Lebih lanjut, terdakwa tidak mengetahui kalau Eva menggunakan Surat Perintah Mulai Kerja (SPMK) dan Surat Perintah Pembayaran (SPP) fiktif untuk mengambil uang jaminan utang di bank Jateng. Terdakwa tahu soal SPMK fiktif setelah membaca koran.
Selain itu, tuduhan yang didakwakannya sebagai ketidakbenaran. Dalam dakwaan, pada tanggal 11 Maret 2013 dirinya dinyatakan bertemu dengan Eva
dan dua saksi lain. Padahal tanggal 11 Maret, sahutnya, dirinya menemani Wali Kota Semarang.
"Tuduhan yang dituduhkan tidak tepat. Hari senin, 11 Maret 2011, saya
mendampingi pak wali dalam acara jalan sehat dan siangnya ada dialog dengan warga di Larangan Gunungpati," tandas Madjid.

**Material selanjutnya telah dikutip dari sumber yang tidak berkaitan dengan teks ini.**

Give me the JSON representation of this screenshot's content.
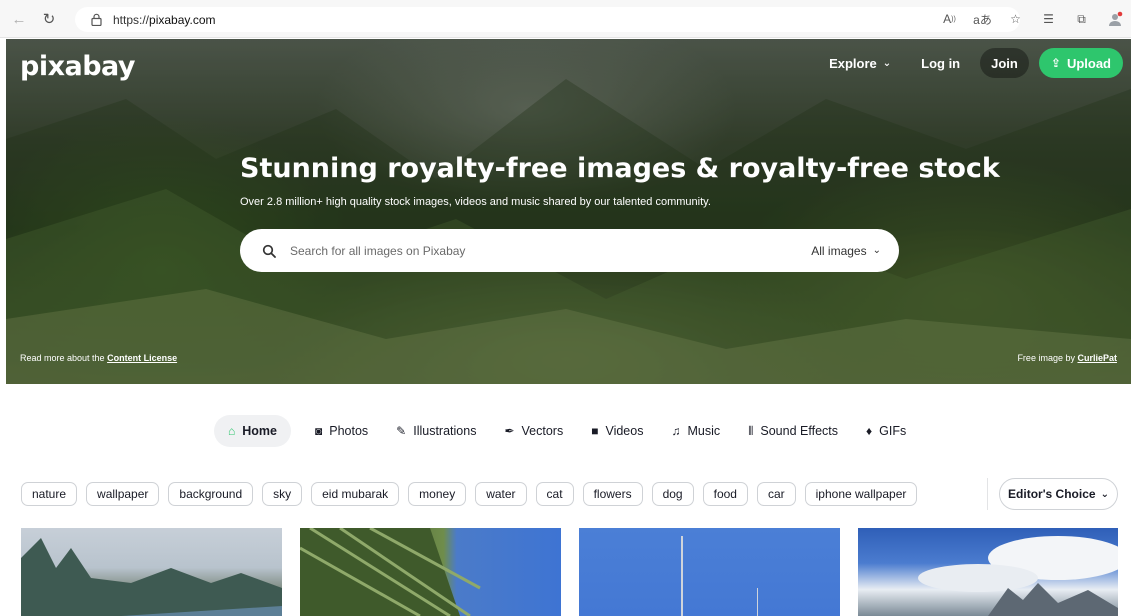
{
  "browser": {
    "url_prefix": "https://",
    "url_host": "pixabay.com",
    "icons": [
      "read-aloud-icon",
      "translate-icon",
      "favorite-star-icon",
      "favorites-list-icon",
      "collections-icon",
      "profile-icon"
    ]
  },
  "header": {
    "logo": "pixabay",
    "explore_label": "Explore",
    "login_label": "Log in",
    "join_label": "Join",
    "upload_label": "Upload"
  },
  "hero": {
    "title": "Stunning royalty-free images & royalty-free stock",
    "subtitle": "Over 2.8 million+ high quality stock images, videos and music shared by our talented community.",
    "search_placeholder": "Search for all images on Pixabay",
    "search_scope": "All images",
    "license_prefix": "Read more about the",
    "license_link": "Content License",
    "credit_prefix": "Free image by",
    "credit_link": "CurliePat"
  },
  "tabs": [
    {
      "label": "Home",
      "icon": "home-icon",
      "active": true
    },
    {
      "label": "Photos",
      "icon": "camera-icon",
      "active": false
    },
    {
      "label": "Illustrations",
      "icon": "brush-icon",
      "active": false
    },
    {
      "label": "Vectors",
      "icon": "pen-nib-icon",
      "active": false
    },
    {
      "label": "Videos",
      "icon": "video-camera-icon",
      "active": false
    },
    {
      "label": "Music",
      "icon": "music-note-icon",
      "active": false
    },
    {
      "label": "Sound Effects",
      "icon": "sound-wave-icon",
      "active": false
    },
    {
      "label": "GIFs",
      "icon": "gif-icon",
      "active": false
    }
  ],
  "chips": [
    "nature",
    "wallpaper",
    "background",
    "sky",
    "eid mubarak",
    "money",
    "water",
    "cat",
    "flowers",
    "dog",
    "food",
    "car",
    "iphone wallpaper"
  ],
  "filter": {
    "editors_choice_label": "Editor's Choice"
  },
  "colors": {
    "accent": "#2ec66d",
    "text": "#191b26",
    "chip_border": "#cfd2d6"
  }
}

Kemudian terdakwa meminta kepada majelis hakim agar diputus yang seadil-adilnya, serta dibebaskan dari semua tuntutan. Jika pun dianggap bersalah dirinya meminta vonis yang ringan. "Saya meminta kepada majelis hakim yang terhormat agar dibebaskan. Jika pun
dinyatakan bersalah atau sebagai pengganti tanda tangan, saya minta
divonis satu tahun," tambah Kadinas Pasar Kota Semarang ini sambil menahan ceceran air mata.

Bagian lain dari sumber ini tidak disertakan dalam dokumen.